MusicBlox: Wintergatan

Homemade instruments like a custom musicbox and an analog keytar-ish thing join an unimaginable mixture of live acoustic and electronic instruments and samples in what is probably the most deliriously happy music I’ve listened to in a while without feeling like my brain is overdosing on cheese. OK, there’s some cheese, but it’s earnest cheese.

Wintergatan

Wintergatan (Swedish for the Milky Way) is a unique band made up of multi-instrumentalists who, in many cases, play multiple instruments at once on stage. Their stage setup above is sadly misleading — they set up tables in the shape of their band’s name and cover them completely with something like a hundred different instruments, then proceed to not play the vast majority of them. I would be far more impressed if they actually circulated through this field of instruments, picked them up and played them periodically. But even if it’s just a prop, it drives home the possibility that they probably could play any of these instruments if they wanted to — their skill is equal to the task, even if their mic and power setup isn’t (see? no cables to all those keyboards).
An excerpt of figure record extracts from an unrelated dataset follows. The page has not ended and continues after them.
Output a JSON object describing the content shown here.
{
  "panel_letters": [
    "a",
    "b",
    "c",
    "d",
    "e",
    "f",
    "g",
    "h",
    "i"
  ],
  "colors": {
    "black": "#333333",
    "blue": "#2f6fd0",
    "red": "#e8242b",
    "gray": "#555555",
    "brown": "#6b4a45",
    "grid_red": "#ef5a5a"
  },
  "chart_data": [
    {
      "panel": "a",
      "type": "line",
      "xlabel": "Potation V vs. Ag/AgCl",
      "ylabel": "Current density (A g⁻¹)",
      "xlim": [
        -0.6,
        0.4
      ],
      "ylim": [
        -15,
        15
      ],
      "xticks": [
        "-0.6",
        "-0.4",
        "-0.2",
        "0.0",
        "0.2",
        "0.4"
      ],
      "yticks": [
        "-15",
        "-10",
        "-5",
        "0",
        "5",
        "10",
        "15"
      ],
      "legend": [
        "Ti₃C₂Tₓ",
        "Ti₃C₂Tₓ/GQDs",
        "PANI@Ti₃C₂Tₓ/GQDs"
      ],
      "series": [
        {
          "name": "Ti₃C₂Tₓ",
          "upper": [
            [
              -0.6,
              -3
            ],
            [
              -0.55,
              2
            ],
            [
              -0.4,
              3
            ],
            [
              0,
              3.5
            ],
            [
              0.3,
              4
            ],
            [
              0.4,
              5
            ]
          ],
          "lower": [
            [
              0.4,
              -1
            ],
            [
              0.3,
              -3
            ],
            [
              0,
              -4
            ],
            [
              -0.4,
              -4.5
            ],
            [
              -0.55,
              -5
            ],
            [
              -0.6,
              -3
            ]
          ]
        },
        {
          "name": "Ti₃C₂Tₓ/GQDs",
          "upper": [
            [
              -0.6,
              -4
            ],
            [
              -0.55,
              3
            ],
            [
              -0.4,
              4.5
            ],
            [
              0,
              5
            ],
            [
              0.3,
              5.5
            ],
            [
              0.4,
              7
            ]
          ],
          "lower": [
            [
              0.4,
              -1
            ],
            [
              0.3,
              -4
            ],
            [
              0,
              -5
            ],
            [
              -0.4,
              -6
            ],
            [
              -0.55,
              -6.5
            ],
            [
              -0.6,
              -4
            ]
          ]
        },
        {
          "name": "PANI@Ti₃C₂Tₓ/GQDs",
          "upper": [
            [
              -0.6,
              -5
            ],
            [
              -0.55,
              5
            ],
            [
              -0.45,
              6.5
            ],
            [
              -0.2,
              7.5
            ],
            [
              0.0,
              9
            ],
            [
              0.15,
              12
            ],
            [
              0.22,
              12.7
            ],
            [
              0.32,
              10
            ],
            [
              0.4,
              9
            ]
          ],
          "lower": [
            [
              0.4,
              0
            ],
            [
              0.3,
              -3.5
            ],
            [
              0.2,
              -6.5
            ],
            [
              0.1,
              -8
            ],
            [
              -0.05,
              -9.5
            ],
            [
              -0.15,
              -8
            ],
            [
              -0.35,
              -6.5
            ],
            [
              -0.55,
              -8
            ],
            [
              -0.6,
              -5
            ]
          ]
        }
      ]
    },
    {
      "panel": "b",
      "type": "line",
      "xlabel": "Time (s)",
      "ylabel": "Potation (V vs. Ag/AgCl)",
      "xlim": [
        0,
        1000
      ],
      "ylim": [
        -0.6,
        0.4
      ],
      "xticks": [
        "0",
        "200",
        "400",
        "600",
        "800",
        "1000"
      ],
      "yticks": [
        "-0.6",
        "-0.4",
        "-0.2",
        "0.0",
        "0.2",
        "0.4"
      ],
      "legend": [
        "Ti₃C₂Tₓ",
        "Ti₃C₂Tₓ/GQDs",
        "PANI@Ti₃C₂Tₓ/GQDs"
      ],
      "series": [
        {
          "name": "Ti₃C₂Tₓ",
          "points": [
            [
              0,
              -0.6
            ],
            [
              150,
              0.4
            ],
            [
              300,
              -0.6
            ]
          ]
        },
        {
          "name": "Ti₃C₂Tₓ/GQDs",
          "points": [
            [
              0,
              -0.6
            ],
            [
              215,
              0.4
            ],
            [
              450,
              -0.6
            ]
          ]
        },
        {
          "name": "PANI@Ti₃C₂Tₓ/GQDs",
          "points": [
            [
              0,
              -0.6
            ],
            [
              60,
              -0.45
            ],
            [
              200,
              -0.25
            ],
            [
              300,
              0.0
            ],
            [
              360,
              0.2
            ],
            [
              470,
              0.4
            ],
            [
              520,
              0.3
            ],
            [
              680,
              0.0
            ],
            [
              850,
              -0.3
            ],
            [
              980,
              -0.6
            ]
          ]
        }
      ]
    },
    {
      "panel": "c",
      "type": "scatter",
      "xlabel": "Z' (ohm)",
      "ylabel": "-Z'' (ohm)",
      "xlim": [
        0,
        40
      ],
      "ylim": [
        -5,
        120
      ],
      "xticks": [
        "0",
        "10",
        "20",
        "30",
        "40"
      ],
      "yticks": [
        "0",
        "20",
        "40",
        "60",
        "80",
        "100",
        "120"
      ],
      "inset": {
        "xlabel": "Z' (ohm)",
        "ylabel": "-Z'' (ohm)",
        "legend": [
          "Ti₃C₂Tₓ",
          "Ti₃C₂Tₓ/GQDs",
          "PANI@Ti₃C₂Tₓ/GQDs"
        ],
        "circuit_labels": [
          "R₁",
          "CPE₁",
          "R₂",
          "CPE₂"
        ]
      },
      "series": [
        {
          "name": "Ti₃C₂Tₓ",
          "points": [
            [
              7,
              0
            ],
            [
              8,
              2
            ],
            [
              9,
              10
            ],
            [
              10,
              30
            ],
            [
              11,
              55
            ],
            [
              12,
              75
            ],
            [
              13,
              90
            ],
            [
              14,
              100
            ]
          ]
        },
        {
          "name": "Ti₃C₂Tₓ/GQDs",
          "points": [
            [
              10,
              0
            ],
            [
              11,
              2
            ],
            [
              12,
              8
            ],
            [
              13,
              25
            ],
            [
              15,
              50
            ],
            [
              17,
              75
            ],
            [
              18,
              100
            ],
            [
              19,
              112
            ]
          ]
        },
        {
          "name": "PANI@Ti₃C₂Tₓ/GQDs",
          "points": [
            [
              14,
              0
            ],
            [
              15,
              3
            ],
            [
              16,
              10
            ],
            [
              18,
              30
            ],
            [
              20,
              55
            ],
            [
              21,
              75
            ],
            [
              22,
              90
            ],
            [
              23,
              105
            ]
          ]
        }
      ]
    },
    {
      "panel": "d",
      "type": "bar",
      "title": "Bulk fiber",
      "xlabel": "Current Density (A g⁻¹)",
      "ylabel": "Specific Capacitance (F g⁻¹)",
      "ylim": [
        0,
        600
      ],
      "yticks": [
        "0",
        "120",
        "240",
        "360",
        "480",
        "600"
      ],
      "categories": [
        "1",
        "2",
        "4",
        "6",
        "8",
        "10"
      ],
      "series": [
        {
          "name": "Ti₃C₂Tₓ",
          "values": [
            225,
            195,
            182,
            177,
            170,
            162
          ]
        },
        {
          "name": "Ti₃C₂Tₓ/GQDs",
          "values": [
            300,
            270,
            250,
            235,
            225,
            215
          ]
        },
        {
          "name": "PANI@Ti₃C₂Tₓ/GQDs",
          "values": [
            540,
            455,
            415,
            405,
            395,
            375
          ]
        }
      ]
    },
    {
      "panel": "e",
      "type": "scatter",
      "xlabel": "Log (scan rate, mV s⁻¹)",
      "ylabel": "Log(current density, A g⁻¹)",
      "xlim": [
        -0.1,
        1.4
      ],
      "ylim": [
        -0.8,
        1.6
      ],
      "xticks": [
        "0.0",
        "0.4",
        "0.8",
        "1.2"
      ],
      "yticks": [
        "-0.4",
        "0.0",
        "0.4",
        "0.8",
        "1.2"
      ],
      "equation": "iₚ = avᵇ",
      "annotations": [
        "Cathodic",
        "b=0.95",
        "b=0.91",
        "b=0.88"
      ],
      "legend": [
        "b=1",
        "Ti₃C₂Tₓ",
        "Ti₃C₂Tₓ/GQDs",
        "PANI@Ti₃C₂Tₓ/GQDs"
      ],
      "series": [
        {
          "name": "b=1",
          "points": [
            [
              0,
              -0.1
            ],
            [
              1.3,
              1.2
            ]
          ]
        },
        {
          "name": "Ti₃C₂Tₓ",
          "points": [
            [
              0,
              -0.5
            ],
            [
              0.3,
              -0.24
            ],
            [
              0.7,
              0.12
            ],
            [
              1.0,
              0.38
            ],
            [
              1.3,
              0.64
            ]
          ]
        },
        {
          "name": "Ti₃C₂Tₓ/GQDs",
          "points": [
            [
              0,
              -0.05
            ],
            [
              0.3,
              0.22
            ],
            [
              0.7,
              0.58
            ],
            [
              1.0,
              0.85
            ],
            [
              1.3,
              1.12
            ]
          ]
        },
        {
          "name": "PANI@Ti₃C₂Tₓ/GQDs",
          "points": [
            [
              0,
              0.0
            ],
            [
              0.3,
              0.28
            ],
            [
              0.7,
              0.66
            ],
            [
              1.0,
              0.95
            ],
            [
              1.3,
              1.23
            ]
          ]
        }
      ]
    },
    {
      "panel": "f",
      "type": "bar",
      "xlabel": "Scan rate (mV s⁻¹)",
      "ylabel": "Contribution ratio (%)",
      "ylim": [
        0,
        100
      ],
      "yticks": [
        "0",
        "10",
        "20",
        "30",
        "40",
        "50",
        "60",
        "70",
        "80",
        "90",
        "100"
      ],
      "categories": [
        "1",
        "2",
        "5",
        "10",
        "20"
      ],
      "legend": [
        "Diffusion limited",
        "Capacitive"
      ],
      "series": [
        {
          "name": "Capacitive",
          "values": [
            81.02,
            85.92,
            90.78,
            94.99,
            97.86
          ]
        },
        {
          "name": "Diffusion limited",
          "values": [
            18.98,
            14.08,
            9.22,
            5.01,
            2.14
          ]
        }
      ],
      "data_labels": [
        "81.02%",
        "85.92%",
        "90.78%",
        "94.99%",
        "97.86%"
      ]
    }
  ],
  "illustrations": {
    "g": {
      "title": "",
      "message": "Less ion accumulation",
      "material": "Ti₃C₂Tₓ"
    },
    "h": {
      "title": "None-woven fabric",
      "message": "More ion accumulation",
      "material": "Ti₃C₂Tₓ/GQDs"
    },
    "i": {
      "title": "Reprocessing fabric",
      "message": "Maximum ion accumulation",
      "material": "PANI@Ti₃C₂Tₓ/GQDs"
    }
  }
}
One of the things I love about these folks is that process seems as important as product to them. This is borne out in their music videos, at least a couple of which are twice as long as the song itself because they show all the behind-the-scenes work that goes into creating the video, or in some cases the instruments themselves. I’m particularly enamored of the custom music box they’ve created that actually gets used in their live shows. In the background you can see that they’ve actually created a custom melody tape to feed through the mechanism. This means one of two things: either there is a computer program that creates music-box tape according to a melody you create, or they wrote a computer program simply for this purpose. Either is pretty awesome, really.

So enough talk. Go listen. This video is full of incredible things, including all the stuff I mentioned plus homemade Lego stop-motion animation and a rhythm track made from slide-projector noises. Make sure to watch all the way to the end if you want to know how they put it all together.

Needless to say, I would be among the first in line if Wintergatan ever tours in the US, but for now they’re confined to their own continent so I’ll just wait. In the meantime, you can get their CD or vinyl album from their store if you’re in Europe, or go for digital at Bandcamp.